I must also note that my book has a copyright date of 1992. Concerns about any return to Jim Crow, discrimination against minorities, or an abolition of affirmative action look silly in 2021. To the extent overt discrimination occurs, it is in favor of some racial and sexual minorities (though notably not Asians). All of the energy and popular discussion seems to support so-called “Social Justice,” which includes lowering or elimination of standards like the Scholastic Aptitude Tests and exterminating the slightest whiff of anything short of full embrace of diversity and inclusion efforts. Don’t believe me? Look at the handling of incidents involving Bubba Wallace, Roseanne Barr, Paula Dean, Donald Sterling, James Damore, and Jack Phillips of Masterpiece Cakeshop. Whether you think the consequences faced by any of these people were right or wrong, these incidents cannot reasonably support the argument that minorities are oppressed by the media, legislatures, academia, corporations, or tech companies. Set asides and affirmative action are invariably in favor protected minorities as born out by all the evidence on college admissions.

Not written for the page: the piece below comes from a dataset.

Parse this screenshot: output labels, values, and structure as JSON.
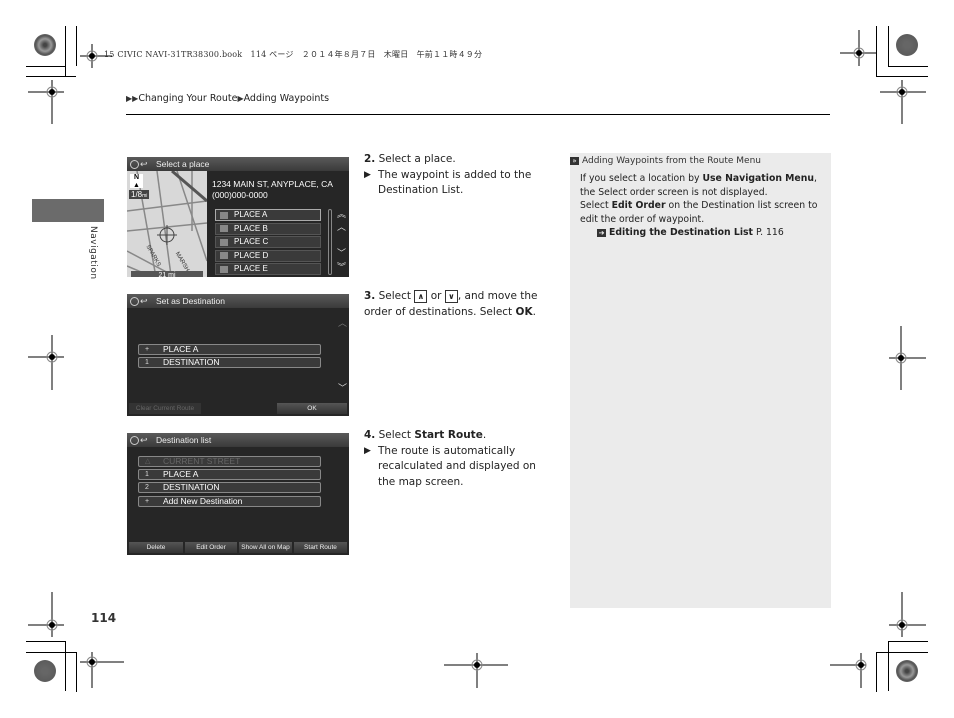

Overall, Epstein is as impressive a legal scholar as any I’ve read. I agree with his libertarian worldview, which is why I like the message—though not the length—of this book. I agree with him that embracing libertarian principles would be a net improvement to the world. Unfortunately, that position does not seem to be carrying the day. Antidiscrimination laws have already expanded to include sexual orientation, gender identity, and gender expression as forms of sex-based discrimination. It's not at all clear to me why certain characteristics (religion, sexual orientation) are protected against discrimination but others (political affiliation, socioeconomic status) are not. As the public sphere expands, the private shrinks. The expenses of disagreements grow over time, and we’re all worse for it. This path leads to a point where everything not forbidden is required. The last line in Epstein’s book is, “The modern civil rights laws are a new form of imperialism that threatens the political liberty and intellectual freedom of us all.” If that sounds extreme to you today, I doubt it sounds extreme to Donald Sterling, James Damore, or Jack Phillips. By the time it sounds extreme to you tomorrow, it will be too late.